Written by
on
In case you’re simply within the code, right here it’s.
Like many software program engineers, every week I obtain a number of emails from recruiters.
I’m grateful to work in a discipline with such alternatives, and I do know that receiving loads provides to interview is an efficient drawback to have. However, virtually, more often than not I’m not searching for a brand new job, and so dealing with all these emails is a recurring administrative job.
Right here’s an instance thread that I uncared for to answer:
I do strive to answer all recruiter emails with a brief message that just about all the time follows a format like:
Hello <recruiter identify>,
Thanks for reaching out! I’m not right now, however I’ll hold <your organization> in thoughts.
– Matt
There are just a few causes that I reply to those emails (moderately than merely ignore them):
- It’s well mannered
- If I don’t reply, the recruiter will typically ship a number of follow-up emails
- Sustaining a cordial relationship with the recruiters is in my greatest curiosity for future job searches
I exploit some tough e mail filtering guidelines to funnel recruiter emails to an e mail folder. Then, when I’ve time, I am going by the record of unreads and ship my little response.

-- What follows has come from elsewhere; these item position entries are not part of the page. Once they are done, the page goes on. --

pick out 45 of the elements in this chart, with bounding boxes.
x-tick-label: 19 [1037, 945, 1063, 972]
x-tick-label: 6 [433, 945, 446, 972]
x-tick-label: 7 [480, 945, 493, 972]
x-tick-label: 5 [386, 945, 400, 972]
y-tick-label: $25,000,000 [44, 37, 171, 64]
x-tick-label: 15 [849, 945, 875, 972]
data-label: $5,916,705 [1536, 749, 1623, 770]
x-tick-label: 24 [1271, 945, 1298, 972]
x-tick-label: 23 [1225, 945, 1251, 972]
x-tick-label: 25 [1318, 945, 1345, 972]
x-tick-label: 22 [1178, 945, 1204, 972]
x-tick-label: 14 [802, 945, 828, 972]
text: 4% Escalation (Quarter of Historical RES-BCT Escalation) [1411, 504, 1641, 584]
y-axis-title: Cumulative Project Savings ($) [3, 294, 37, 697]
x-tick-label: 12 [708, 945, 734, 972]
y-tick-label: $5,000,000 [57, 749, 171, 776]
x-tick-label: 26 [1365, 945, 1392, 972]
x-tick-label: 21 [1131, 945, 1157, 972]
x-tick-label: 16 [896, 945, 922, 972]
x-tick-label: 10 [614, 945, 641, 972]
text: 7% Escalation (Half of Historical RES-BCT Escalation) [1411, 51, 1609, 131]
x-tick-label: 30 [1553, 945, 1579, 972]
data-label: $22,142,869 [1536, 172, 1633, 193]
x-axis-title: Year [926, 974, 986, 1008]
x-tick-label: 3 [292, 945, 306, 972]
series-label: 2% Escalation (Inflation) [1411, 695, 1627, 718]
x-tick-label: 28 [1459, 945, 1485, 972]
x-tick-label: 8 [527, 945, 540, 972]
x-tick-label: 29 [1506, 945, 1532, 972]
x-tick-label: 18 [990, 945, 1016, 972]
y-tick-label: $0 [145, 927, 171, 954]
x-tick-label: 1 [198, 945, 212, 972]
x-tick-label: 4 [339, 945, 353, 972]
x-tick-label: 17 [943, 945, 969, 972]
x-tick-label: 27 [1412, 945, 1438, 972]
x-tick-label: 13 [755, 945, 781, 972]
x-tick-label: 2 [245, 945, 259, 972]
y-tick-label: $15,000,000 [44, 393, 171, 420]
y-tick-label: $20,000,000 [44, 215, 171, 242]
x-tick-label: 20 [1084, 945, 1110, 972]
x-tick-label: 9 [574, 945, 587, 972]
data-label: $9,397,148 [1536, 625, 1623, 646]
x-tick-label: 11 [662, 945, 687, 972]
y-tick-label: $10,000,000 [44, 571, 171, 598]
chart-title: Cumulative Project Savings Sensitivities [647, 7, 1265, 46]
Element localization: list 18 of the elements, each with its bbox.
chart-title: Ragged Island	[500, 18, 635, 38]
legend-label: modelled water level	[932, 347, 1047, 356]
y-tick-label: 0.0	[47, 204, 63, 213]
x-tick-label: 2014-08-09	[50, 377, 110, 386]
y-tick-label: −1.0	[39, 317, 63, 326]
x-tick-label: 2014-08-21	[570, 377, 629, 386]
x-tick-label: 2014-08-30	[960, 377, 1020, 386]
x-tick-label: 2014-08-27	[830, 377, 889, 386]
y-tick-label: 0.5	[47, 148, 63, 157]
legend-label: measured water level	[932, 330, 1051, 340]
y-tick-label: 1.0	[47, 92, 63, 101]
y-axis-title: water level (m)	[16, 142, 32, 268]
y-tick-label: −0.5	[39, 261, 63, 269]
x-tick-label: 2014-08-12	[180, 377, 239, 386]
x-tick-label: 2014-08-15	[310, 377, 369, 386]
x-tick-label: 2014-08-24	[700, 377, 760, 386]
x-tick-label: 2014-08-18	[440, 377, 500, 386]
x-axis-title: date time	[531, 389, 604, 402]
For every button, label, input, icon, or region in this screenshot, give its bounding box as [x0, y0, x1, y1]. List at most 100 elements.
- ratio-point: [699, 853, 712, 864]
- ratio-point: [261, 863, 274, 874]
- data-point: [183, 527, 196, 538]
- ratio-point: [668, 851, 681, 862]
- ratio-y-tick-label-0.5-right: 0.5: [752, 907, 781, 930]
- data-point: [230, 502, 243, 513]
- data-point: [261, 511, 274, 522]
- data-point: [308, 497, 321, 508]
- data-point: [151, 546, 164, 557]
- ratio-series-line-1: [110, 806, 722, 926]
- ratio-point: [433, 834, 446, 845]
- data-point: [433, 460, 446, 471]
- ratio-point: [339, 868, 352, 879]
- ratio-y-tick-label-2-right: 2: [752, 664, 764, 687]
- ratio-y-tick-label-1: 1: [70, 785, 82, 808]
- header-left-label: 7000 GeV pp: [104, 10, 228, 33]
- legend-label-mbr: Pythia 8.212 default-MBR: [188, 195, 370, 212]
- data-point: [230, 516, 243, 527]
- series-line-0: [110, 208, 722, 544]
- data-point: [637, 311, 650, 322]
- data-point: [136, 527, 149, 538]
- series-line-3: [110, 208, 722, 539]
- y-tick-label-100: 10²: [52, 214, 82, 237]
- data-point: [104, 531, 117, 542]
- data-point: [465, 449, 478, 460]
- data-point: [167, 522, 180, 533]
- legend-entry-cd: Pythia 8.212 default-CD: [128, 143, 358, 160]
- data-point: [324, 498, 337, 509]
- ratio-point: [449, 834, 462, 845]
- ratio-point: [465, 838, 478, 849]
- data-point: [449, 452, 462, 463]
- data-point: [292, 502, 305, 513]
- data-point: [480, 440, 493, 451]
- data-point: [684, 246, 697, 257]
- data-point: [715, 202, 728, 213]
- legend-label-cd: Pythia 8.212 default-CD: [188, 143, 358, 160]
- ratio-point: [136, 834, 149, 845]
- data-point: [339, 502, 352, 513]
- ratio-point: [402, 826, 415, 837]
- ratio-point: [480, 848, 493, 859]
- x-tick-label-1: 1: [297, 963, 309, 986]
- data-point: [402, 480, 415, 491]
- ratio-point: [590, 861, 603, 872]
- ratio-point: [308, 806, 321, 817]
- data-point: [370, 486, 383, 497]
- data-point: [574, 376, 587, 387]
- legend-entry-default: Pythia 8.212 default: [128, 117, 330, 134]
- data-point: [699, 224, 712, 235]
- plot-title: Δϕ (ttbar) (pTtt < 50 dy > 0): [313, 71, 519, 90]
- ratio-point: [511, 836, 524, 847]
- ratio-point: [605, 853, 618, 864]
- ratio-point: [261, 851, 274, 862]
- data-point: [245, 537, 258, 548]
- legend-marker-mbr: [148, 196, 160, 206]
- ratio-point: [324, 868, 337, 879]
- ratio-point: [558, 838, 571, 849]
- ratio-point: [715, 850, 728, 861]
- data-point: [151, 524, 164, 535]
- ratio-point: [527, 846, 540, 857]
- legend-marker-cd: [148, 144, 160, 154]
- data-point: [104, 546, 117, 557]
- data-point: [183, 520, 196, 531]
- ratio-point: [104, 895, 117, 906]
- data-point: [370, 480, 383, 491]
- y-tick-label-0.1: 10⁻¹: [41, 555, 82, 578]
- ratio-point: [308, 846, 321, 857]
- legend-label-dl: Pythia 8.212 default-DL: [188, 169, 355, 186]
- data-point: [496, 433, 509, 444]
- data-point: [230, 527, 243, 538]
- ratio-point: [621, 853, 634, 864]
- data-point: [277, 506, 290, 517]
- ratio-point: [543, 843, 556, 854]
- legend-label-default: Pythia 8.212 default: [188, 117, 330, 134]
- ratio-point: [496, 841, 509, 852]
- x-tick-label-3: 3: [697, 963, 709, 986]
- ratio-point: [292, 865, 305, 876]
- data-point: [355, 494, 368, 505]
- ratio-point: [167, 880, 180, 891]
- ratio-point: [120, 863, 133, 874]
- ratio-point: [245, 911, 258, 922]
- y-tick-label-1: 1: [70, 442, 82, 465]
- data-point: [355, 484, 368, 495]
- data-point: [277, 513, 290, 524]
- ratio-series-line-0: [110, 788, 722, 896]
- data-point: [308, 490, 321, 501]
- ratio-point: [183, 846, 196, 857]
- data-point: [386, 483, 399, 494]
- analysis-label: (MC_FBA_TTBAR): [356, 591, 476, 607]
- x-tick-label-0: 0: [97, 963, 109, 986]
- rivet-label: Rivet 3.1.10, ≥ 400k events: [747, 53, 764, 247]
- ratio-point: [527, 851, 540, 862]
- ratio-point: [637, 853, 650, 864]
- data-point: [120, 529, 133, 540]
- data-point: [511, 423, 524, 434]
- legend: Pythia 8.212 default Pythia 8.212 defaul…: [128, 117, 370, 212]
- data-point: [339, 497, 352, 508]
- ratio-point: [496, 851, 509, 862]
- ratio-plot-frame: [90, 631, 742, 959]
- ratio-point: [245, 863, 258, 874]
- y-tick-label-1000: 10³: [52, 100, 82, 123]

It will be preferrred if I may automate sending these responses. Assuming I get 4 such emails per week and that it takes two minutes to learn and reply to every one, automating this might save me about seven hours of administrative work per yr.
A trivial method could be to ship a canned response. However a contact of personalization would support in my aim of sustaining a superb relationship with the recruiter.
Extracting the identify of the recruiter and their firm from the e-mail utilizing a rule-based method / making an attempt to parse the textual content could be actually difficult and error susceptible. Fortunately, OpenAI’s GPT-3 language mannequin is sort of good at processing this e mail.
Utilizing the GPT-3 API, we will present the recruiter’s e mail together with an instance, and extract the required info. It will possibly even format the output as JSON.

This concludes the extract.